Temo che combatterò la primavera in blu.

ほとんど昔の、嘘と本当の交じった日記

人間観察が趣味って言うのはやめとけ

 ふとした、なんてことの無い人のすがたを、いつまでも覚えていたりする。

 例えば、町角のちいさな床屋の店主である、妙齢のご夫人。その床屋はあきらかにお年を召した方向けだなと思わせる店名・外装だが、それがなんともかわいらしい。きっと僕が生まれる前から、この町で営みを続けている(真偽は知らない)。店主のご夫人はいつも1人で、この店を切り盛りしている。

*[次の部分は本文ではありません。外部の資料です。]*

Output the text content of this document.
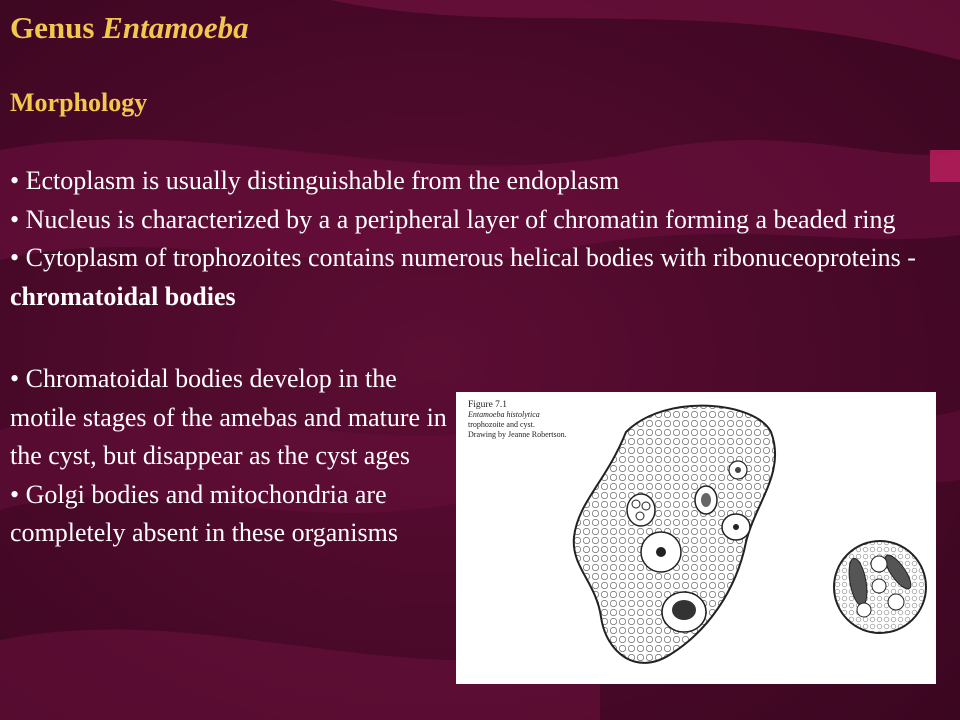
Genus Entamoeba
Morphology

• Ectoplasm is usually distinguishable from the endoplasm

• Nucleus is characterized by a a peripheral layer of chromatin forming a beaded ring

• Cytoplasm of trophozoites contains numerous helical bodies with ribonuceoproteins - chromatoidal bodies

• Chromatoidal bodies develop in the motile stages of the amebas and mature in the cyst, but disappear as the cyst ages

• Golgi bodies and mitochondria are completely absent in these organisms

Figure 7.1
Entamoeba histolytica
trophozoite and cyst.
Drawing by Jeanne Robertson.
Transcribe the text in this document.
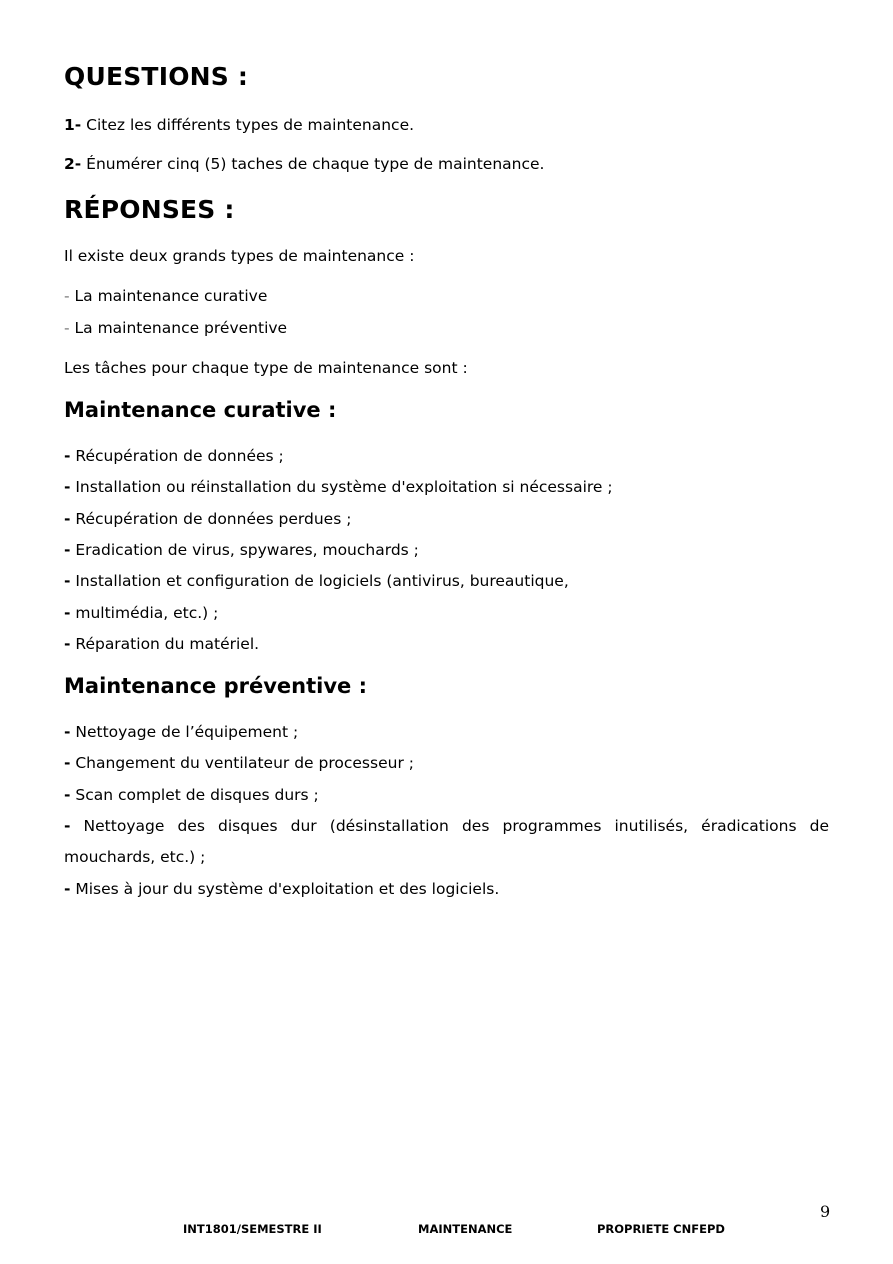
QUESTIONS :

1- Citez les différents types de maintenance.

2- Énumérer cinq (5) taches de chaque type de maintenance.

RÉPONSES :

Il existe deux grands types de maintenance :

- La maintenance curative

- La maintenance préventive

Les tâches pour chaque type de maintenance sont :

Maintenance curative :

- Récupération de données ;

- Installation ou réinstallation du système d'exploitation si nécessaire ;

- Récupération de données perdues ;

- Eradication de virus, spywares, mouchards ;

- Installation et configuration de logiciels (antivirus, bureautique,

- multimédia, etc.) ;

- Réparation du matériel.

Maintenance préventive :

- Nettoyage de l’équipement ;

- Changement du ventilateur de processeur ;

- Scan complet de disques durs ;

- Nettoyage des disques dur (désinstallation des programmes inutilisés, éradications de mouchards, etc.) ;

- Mises à jour du système d'exploitation et des logiciels.

9
INT1801/SEMESTRE II	MAINTENANCE	PROPRIETE CNFEPD
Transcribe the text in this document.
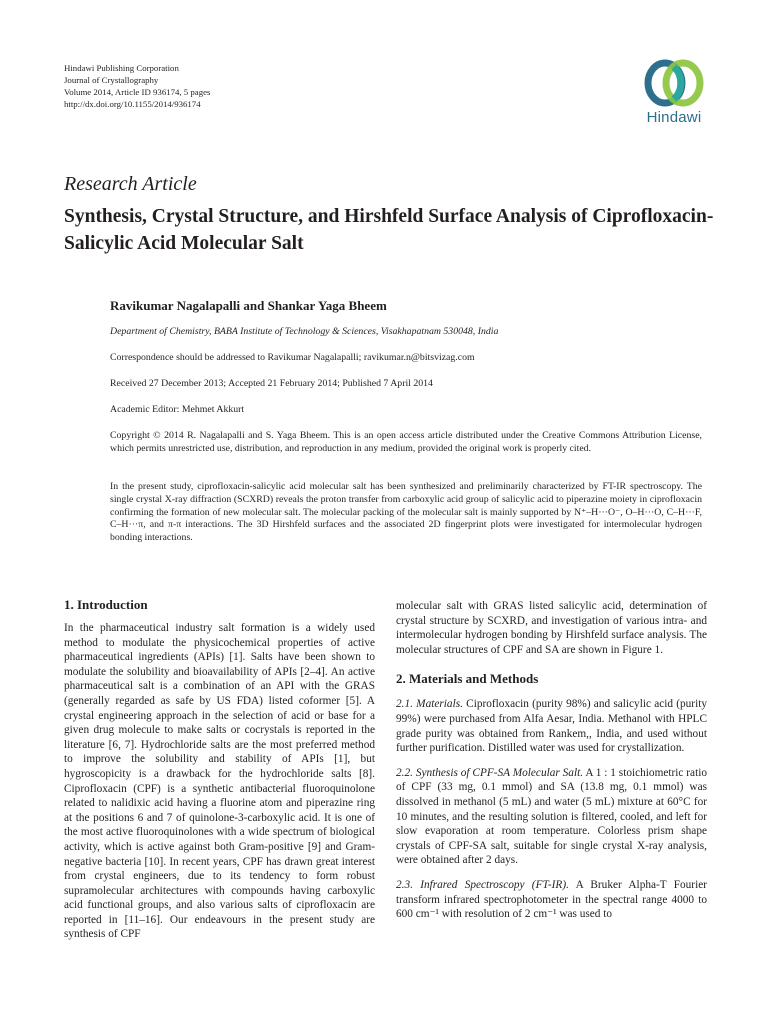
Hindawi Publishing Corporation
Journal of Crystallography
Volume 2014, Article ID 936174, 5 pages
http://dx.doi.org/10.1155/2014/936174
Hindawi
Research Article
Synthesis, Crystal Structure, and Hirshfeld Surface Analysis of Ciprofloxacin-Salicylic Acid Molecular Salt
Ravikumar Nagalapalli and Shankar Yaga Bheem
Department of Chemistry, BABA Institute of Technology & Sciences, Visakhapatnam 530048, India
Correspondence should be addressed to Ravikumar Nagalapalli; ravikumar.n@bitsvizag.com
Received 27 December 2013; Accepted 21 February 2014; Published 7 April 2014
Academic Editor: Mehmet Akkurt
Copyright © 2014 R. Nagalapalli and S. Yaga Bheem. This is an open access article distributed under the Creative Commons Attribution License, which permits unrestricted use, distribution, and reproduction in any medium, provided the original work is properly cited.
In the present study, ciprofloxacin-salicylic acid molecular salt has been synthesized and preliminarily characterized by FT-IR spectroscopy. The single crystal X-ray diffraction (SCXRD) reveals the proton transfer from carboxylic acid group of salicylic acid to piperazine moiety in ciprofloxacin confirming the formation of new molecular salt. The molecular packing of the molecular salt is mainly supported by N⁺–H···O⁻, O–H···O, C–H···F, C–H···π, and π-π interactions. The 3D Hirshfeld surfaces and the associated 2D fingerprint plots were investigated for intermolecular hydrogen bonding interactions.
1. Introduction

In the pharmaceutical industry salt formation is a widely used method to modulate the physicochemical properties of active pharmaceutical ingredients (APIs) [1]. Salts have been shown to modulate the solubility and bioavailability of APIs [2–4]. An active pharmaceutical salt is a combination of an API with the GRAS (generally regarded as safe by US FDA) listed coformer [5]. A crystal engineering approach in the selection of acid or base for a given drug molecule to make salts or cocrystals is reported in the literature [6, 7]. Hydrochloride salts are the most preferred method to improve the solubility and stability of APIs [1], but hygroscopicity is a drawback for the hydrochloride salts [8]. Ciprofloxacin (CPF) is a synthetic antibacterial fluoroquinolone related to nalidixic acid having a fluorine atom and piperazine ring at the positions 6 and 7 of quinolone-3-carboxylic acid. It is one of the most active fluoroquinolones with a wide spectrum of biological activity, which is active against both Gram-positive [9] and Gram-negative bacteria [10]. In recent years, CPF has drawn great interest from crystal engineers, due to its tendency to form robust supramolecular architectures with compounds having carboxylic acid functional groups, and also various salts of ciprofloxacin are reported in [11–16]. Our endeavours in the present study are synthesis of CPF

molecular salt with GRAS listed salicylic acid, determination of crystal structure by SCXRD, and investigation of various intra- and intermolecular hydrogen bonding by Hirshfeld surface analysis. The molecular structures of CPF and SA are shown in Figure 1.

2. Materials and Methods

2.1. Materials. Ciprofloxacin (purity 98%) and salicylic acid (purity 99%) were purchased from Alfa Aesar, India. Methanol with HPLC grade purity was obtained from Rankem,, India, and used without further purification. Distilled water was used for crystallization.

2.2. Synthesis of CPF-SA Molecular Salt. A 1 : 1 stoichiometric ratio of CPF (33 mg, 0.1 mmol) and SA (13.8 mg, 0.1 mmol) was dissolved in methanol (5 mL) and water (5 mL) mixture at 60°C for 10 minutes, and the resulting solution is filtered, cooled, and left for slow evaporation at room temperature. Colorless prism shape crystals of CPF-SA salt, suitable for single crystal X-ray analysis, were obtained after 2 days.

2.3. Infrared Spectroscopy (FT-IR). A Bruker Alpha-T Fourier transform infrared spectrophotometer in the spectral range 4000 to 600 cm⁻¹ with resolution of 2 cm⁻¹ was used to
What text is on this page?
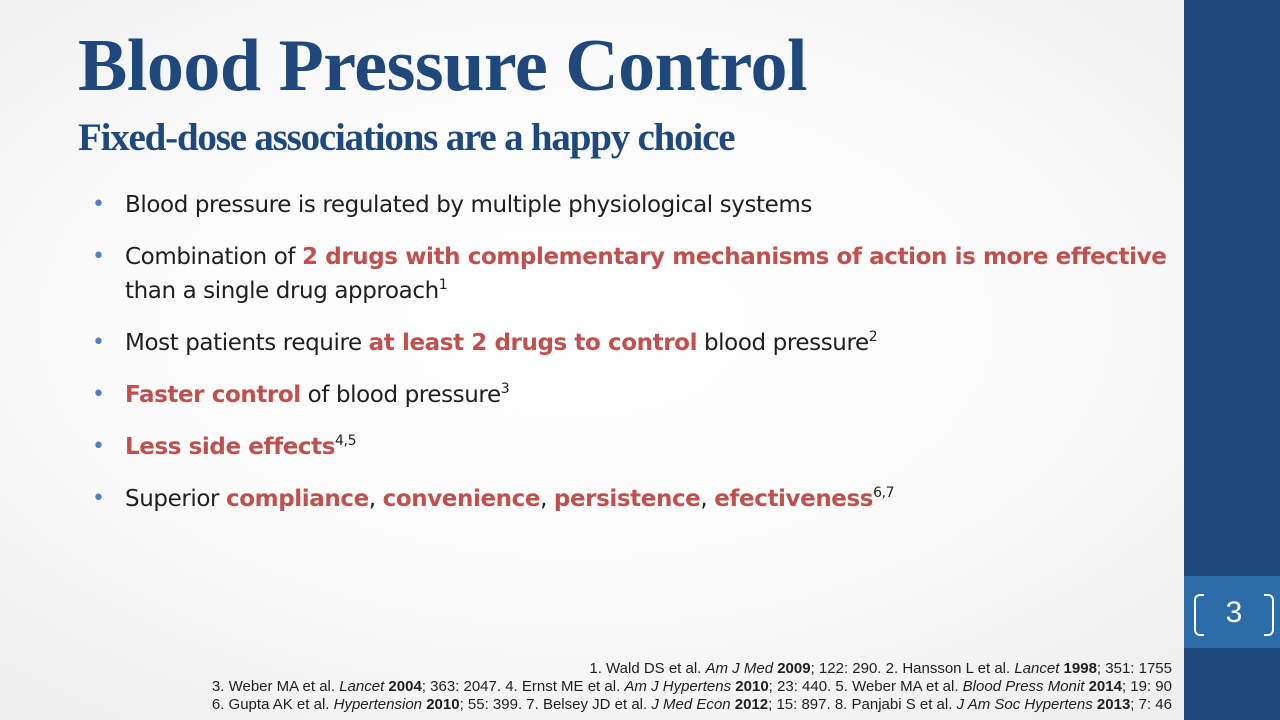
3
Blood Pressure Control
Fixed-dose associations are a happy choice
• Blood pressure is regulated by multiple physiological systems
• Combination of 2 drugs with complementary mechanisms of action is more effective than a single drug approach$^1$
• Most patients require at least 2 drugs to control blood pressure$^2$
• Faster control of blood pressure$^3$
• Less side effects$^{4,5}$
• Superior compliance, convenience, persistence, efectiveness$^{6,7}$
1. Wald DS et al. Am J Med 2009; 122: 290. 2. Hansson L et al. Lancet 1998; 351: 1755
3. Weber MA et al. Lancet 2004; 363: 2047. 4. Ernst ME et al. Am J Hypertens 2010; 23: 440. 5. Weber MA et al. Blood Press Monit 2014; 19: 90
6. Gupta AK et al. Hypertension 2010; 55: 399. 7. Belsey JD et al. J Med Econ 2012; 15: 897. 8. Panjabi S et al. J Am Soc Hypertens 2013; 7: 46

 ある雨の日。僕は店の前を通りがかって、彼女を見かけた。彼女は玄関から身を乗り出して、降り出した雨を手のひらで確かめていた。扉の隙間から覗けた店内では、白髪の女性(店主よりも更にお年を召した!)がバーバー・チェアに腰掛けており、店主に楽しそうに語りかけていた。ああ、お客さんの為に天気の具合を確かめたんだな。そう直ぐに理解できた。

 その光景にはドラマがあった。床屋のご夫人の性格や、お客さんに対する姿勢が想像できた。彼女のことを何ひとつ知らないのに好感をもってしまう。長くお店をやっていける理由は「こういうこと」なんだろうな…と知った顔で勝手に納得する。この先も素敵な店主と素敵なお客さんが集まる場所であれ、と願った。いちいち大げさなのだけど。

 あるいは最近、これまた年季の入った町中華でパーコー麺を食べていた時のことも印象に残っている。その店はとにかくスープが熱い。アホか!とツッコミたくなるくらい熱くて、そんでもって最高に旨いラーメンを出してくれる。餃子もすげー旨い。僕はいつも通り舌鼓を打っていた。やがて隣の席にスーツの青年が座った。どうやら初めてこの店にきた様子だった。彼はラーメンを注文した。(それ、ナイスよ〜)と心の中で青年に語りかけた。しばしの時間が過ぎて、彼の為のラーメンがカウンターに乗せられた。彼のワクワクを想像する。(やっと来たぜ!もう腹ペコ!)かな?

 そして彼はどんぶりをテーブルに下ろした。その瞬間、慌てた様子で唸りをつけて手首を振った。ああ、、熱かったんだね。そうよ、ここのラーメンは丼まで死ぬほどアチアチなんだよ。手のひらの熱を逃がす、そのすがたが何故か良いなと思った。自分でも何故なのかよく分からない。変哲のない光景なのに、何でだろう?僕はそう自問しながら残りのスープをすすった。彼はミニチャーハンを追加注文していた。ソレも旨いよな。

 僕がカメラを持ってさえいれば、その光景を切り取ったかもしれない。でも、レンズを向けてしまえばすべて嘘になってしまうような気もする。ありのままですばらしい、人の営みのすがたをいつまでも覚えていたりする。